Assuming, without deciding, that petitioner may be afforded the relief he seeks, modification or reduction of his sentence, pursuant to 28 U.S.C. § 2255, see Kortness v. United States, supra, this court has nevertheless concluded that petitioner is not entitled to such relief on the basis of the arguments asserted in the petition. Moreover, petitioner’s reliance on the above-cited case authority is misplaced. On review of these cases, it is clear that the basis for decision in each of them depended in large part upon adoption of the reasoning expressed by the United States District Court for the District of Connecticut in a series of cases, e. g., Grasso v. Norton, 376 F.Supp. 116 (D.Conn.1974); Grasso v. Norton, 371 F.Supp. 171 (D. Conn.1974); Battle v. Norton, 365 F. Supp. 925 (D.Conn.1974), dealing with implementation of the parole regulations in that area on a trial basis. See, Kortness v. United States, supra at 169-70; Garafola v. Benson, supra at 1214-16. Irrespective of their validity in mandamus or other similar actions directly concerning the parole process, 2 this court has concluded that the rationale of the Grasso cases should not be extended into the area of post-conviction relief.

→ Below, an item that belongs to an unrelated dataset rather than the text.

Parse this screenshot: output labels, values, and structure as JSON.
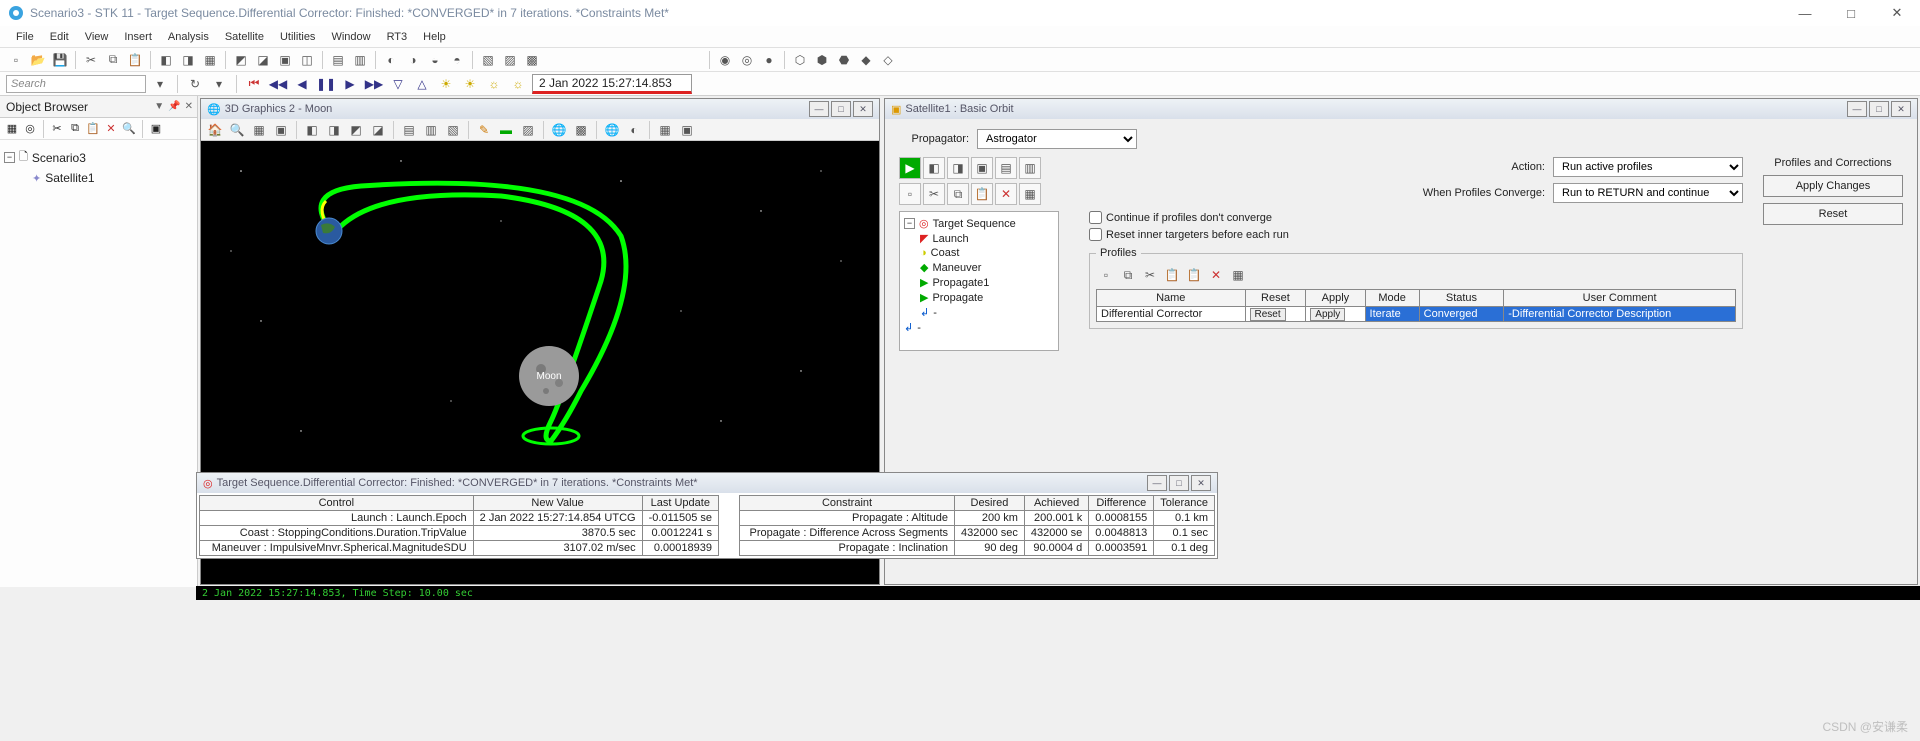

On review of the opinion of the court in the Kortness case, it is clear that the result in that case was predicated first, on approval of the Grasso cases, and secondly, on the following conclusion :

Under the circumstances of this case, where the Board of Parole may not have informed the sentencing court of new procedures, the court may have imposed sentence under a mistaken belief that the defendant would receive meaningful parole consideration during his § 4208(a)(2) term, rather than be required almost automatically *1210 to serve the full term imposed, less good time allowances.

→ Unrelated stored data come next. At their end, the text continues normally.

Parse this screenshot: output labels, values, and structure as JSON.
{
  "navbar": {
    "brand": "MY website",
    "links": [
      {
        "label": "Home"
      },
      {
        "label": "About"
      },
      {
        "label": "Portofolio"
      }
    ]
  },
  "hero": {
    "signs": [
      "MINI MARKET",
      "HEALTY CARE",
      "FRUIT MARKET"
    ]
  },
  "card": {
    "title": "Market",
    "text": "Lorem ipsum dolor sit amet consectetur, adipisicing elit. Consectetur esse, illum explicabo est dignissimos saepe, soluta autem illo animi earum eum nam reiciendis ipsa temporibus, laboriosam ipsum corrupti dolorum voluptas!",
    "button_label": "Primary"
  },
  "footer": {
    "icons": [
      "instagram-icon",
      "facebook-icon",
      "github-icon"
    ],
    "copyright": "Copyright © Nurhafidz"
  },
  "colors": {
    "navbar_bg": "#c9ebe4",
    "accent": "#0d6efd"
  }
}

Kortness v. United States, supra at 170. The implication of this conclusion is that all sentences imposed under the provisions of § 4208(a)(2) before the effective date of the implementation of the parole regulations are invalid, and should be set aside because the sentencing court might not have been aware that the guidelines might effectively preclude early release. On the other hand, it is also possible that the Kortness court, in light of the absence of an opinion from the court below, 3 had merely concluded that the action should be remanded for a determination of whether or not the trial court was mistaken in imposing the sentence and whether the sentence should be modified accordingly. 4 The first alternative would result in wholly uneven application of the remedy provided by § 2255, depending on the fortuitous circumstance of whether or not the parole regulations were in effect in the district where the petitioner was sentenced, or alternatively, whether the regulations were in effect where he was subsequently incarcerated. The second alternative, if otherwise supportable, would not require granting petitioner’s request for relief in the instant case; for irrespective of the effectiveness of the newly implemented parole regulations, and even assuming the Parole Board religiously adheres to the guidelines in determining parole eligibility, this court was well aware when it sentenced petitioner herein that the likelihood of an early release on parole was slight.

In an analogous case, Judge Edenfield expressed his views with regard to the effect of a § 4208(a)(2) sentence on a prisoner’s parole prospects in some detail. See Lambert v. United States, 392 F.Supp. 113 (N.D.Ga.1975). After noting that prisoners overly “optimistic” regarding their parole prospects following imposition of an (a)(2) sentence might be “rudely surprised” by the realities of the parole system, Judge Eden-field stated the following:

The rationale behind the indeterminate sentence authorized by 18 U.S.C.